There are plenty of conspiracy theories knocking about with some rather disturbing and others damaging.

But there are also those that are just plain daft. And one such theory is explored in a podcast released earlier this year by Irish comedian Joanne McNally.

The theory goes that Canadian punk pop singer Avril Lavigne had either died or gone to ground following the released of her first album ‘Let Go’ in 2002 and before the release of her second album ‘Under My Skin’ in 2004.

There was speculation her image had drastically changed and even her voice was different with claims she had been replaced by a lookalike called Melissa Vandella.

In her podcast ‘Who Replaced Avril Lavigne?’, McNally takes a playful look at the theory and tells the listener she has been obsessed with the theory for some time.

In the first episode she even says: ‘I think this story could be true, I want it to be true.’

This is technically a mockuseries but it is pretty subtle and McNally does take a pretty serious look at what evidence people are basing this bizarre theory on.

In the first episode, she looks into Avril’s dramatic image change, her apparent change of voice and even her handwriting which has also apparently changed to something more ‘girly’.

McNally admits the extent of her ‘research’ has come from hours trawling through TikTok.

But she does hang out with some Avril Lavigne fans before a concert in London and gets their take on the theory which is largely dismissed out of hand unsurprisingly.

She drafts in some fellow podcasters to look over the evidence.
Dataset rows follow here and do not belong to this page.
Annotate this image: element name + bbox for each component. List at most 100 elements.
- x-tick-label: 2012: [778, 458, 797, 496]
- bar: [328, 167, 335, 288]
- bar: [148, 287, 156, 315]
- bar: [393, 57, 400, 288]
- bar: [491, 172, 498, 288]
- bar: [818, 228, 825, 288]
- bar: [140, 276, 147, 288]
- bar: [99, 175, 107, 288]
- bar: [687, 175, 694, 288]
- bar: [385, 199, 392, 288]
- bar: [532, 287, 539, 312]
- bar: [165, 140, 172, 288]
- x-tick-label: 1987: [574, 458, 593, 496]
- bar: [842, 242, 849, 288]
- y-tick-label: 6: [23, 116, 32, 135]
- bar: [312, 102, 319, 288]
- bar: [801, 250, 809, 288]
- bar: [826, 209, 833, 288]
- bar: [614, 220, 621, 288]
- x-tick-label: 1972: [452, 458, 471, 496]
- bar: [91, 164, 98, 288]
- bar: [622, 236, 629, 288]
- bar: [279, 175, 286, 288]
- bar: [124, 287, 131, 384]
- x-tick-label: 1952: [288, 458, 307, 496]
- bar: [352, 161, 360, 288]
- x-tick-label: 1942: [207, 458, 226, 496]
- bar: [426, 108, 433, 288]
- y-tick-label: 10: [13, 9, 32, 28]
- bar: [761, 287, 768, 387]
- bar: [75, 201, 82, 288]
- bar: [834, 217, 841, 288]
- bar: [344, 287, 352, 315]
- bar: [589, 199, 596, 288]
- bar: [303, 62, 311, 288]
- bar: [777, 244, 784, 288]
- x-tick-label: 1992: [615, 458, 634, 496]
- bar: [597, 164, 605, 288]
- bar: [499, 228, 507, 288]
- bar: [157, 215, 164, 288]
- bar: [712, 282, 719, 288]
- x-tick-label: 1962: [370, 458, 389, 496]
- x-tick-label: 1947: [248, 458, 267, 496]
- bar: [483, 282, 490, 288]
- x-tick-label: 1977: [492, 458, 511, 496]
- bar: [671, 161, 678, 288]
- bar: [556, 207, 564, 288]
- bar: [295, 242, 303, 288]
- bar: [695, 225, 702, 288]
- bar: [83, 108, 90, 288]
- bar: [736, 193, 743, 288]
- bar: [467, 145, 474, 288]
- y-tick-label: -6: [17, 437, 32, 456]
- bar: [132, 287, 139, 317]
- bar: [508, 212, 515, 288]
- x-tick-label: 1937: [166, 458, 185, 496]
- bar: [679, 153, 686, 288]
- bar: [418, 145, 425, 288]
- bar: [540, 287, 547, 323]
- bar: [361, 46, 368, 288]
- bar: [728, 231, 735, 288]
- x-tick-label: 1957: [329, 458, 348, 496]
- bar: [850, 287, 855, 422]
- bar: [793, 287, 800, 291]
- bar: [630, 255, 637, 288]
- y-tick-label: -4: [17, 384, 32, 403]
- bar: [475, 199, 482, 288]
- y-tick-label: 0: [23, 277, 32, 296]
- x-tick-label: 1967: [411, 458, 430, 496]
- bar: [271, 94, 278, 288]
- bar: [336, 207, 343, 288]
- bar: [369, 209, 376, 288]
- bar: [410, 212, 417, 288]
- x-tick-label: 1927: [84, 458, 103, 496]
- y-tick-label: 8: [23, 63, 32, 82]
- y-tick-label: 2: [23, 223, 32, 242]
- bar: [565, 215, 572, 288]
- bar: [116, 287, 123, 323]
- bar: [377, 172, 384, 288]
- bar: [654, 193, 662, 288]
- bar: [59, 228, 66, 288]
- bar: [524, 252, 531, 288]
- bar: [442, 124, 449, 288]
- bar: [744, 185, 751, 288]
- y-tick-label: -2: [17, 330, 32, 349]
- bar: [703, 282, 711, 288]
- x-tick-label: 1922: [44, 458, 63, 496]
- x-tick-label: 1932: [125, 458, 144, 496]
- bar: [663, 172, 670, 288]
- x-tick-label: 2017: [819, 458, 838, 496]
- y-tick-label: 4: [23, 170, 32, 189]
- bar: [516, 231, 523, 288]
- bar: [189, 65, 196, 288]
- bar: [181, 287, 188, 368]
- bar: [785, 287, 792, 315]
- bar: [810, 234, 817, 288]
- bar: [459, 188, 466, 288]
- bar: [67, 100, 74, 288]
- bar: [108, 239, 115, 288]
There is not much hard evidence to be fair.

She and fellow Irish comedian Gearoid Farrelly examine the reasons why the conspiracy theory has grown legs. They speculate Avril does look different post 2003 with Farrelly suggesting her eye and face shape has changed.

There is even speculation she shrank by an inch. There is also a photo which shows the word Melissa written on her hand.

McNally went on to try and get a word with Avril Lavigne but was given an emphatic rebuff from her representatives – not that her attempts were particularly subtle or serious for that matter.

She ends the first episode heading off to Canada to unearth Avril’s ‘origin story’.

This is a quirky podcast which appears a serious investigation initially but you quickly realise this is a comedy podcast rather than a serious piece of investigative journalism.

It is fun and fascinating and I will be listening to the other episodes to see what other rabbit holes McNally goes down even though we know she is not going to prove the Canadian superstar was ever replaced.

No surprise to hear some hardcore fans of Avril Lavigne have hit back at McNally and missed the point of the podcast.

In response, McNally said: ‘It’s so funny when her die-hard fans come in at me. They’re like: “See? Look! It’s really her,” and I’m like: “I… you don’t need to convince me.”’

‘There’s no one in the world thinks Avril Lavigne is actually replaced by somebody else except for maybe three flat-earthers. It’s just a bit of craic. I can’t imagine she’s that worked up about it. Just a bit of craic.’

The six-part series is available on BBC Sounds with each episode roughly 30-40 minutes long.